Cocoa powder health benefits
While cocoa powder antioxidants, specifically procyanidins and epicatechins, are similar to those found in tea, red wine and many fruits and vegetables, the structure of some cocoa flavonoids is unique, giving them even more free-radical-scavenging and metal-binding capacity than flavonoids found in other plant foods. These antioxidants can help lower your blood pressure and maintain safe blood sugar levels, according to a study published in the August 2012 issue of the journal "Food and Function." In the study, volunteers with mildly elevated cholesterol ate two servings of a cocoa product that provided 283 milligrams of cocoa polyphenols per day for eight weeks. Results showed cocoa moderately decreased blood sugar, blood pressure and levels of oxidized lipids.

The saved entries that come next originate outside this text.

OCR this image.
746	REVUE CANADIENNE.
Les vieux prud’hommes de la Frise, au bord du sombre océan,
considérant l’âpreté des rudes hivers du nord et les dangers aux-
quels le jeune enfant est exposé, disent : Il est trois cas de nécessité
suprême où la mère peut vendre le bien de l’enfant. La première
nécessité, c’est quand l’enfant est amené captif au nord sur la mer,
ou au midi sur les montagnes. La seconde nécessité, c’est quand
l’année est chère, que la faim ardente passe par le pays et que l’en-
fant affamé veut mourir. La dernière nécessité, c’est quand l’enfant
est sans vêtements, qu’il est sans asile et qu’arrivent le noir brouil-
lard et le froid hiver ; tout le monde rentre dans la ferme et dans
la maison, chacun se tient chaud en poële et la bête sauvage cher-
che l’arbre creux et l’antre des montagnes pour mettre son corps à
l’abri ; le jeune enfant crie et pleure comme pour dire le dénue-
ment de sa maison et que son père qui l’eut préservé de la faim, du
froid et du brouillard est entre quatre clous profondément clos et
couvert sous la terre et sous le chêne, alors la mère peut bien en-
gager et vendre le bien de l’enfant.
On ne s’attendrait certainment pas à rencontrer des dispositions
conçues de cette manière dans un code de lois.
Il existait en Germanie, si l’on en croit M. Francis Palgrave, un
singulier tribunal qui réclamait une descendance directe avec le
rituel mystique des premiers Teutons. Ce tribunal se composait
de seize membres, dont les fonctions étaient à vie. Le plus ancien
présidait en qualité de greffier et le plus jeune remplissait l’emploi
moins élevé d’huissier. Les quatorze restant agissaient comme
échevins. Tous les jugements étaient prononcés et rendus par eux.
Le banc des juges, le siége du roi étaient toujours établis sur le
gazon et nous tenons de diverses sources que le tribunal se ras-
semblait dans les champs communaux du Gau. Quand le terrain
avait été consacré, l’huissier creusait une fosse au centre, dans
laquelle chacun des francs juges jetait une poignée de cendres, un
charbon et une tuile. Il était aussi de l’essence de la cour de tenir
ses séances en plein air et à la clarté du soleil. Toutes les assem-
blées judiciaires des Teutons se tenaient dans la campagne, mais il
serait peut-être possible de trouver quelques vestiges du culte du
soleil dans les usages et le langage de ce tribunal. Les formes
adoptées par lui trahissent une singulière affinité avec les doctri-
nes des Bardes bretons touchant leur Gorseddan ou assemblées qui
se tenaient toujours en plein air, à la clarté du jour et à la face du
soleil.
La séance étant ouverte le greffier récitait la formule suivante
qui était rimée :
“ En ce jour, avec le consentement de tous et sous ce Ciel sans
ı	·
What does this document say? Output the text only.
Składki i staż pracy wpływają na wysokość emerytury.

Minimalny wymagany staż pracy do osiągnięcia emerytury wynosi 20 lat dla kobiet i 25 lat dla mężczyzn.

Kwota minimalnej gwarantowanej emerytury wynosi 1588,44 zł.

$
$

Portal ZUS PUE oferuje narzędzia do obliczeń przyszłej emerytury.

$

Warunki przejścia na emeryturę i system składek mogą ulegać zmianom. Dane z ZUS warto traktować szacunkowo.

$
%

The anti-inflammatory effects of cocoa powder help prevent artery-clogging plaque formation by decreasing levels of molecules that cause white blood cells to stick to artery walls, according to Harvard Health Publications. A study published in the November 2009 issue of the "American Journal of Clinical Nutrition" found that supplementation with 40 grams of cocoa powder per day for four weeks reduced inflammation and inhibited platelets from sticking together and contributing to atherosclerosis.
Cocoa contains a variety of healthy fats, including as much as 35 percent oleic acid. This is the same fatty acid found in olive oil that may increase levels of high-density lipoprotein, or HDL, the good form of cholesterol. A study published in the August 2011 issue of the "European Journal of Clinical Nutrition" found cocoa products and dark chocolate significantly decreased levels of low-density lipoprotein, or LDL, the bad form of cholesterol, in participants who consumed cocoa for two to 12 weeks.
Epicatechins in cocoa may help prevent pancreatic cancer, according to a study published in the October 2012 issue of the "International Journal of Cancer." In the tissue-culture study, cocoa epicatechins slowed the growth of pancreatic cancer cells. In a laboratory animal arm of the study, doses of 25 milligrams per kilogram of body weight inhibited tumor growth. Researchers of a study published in the December 2011 issue of the journal "Molecular Nutrition and Food Research" observed a protective effect of cocoa against colon cancer. In the laboratory animal study, a coca-rich diet helped prevent colon cancer by decreasing oxidative stress and promoting early death of cancer cells.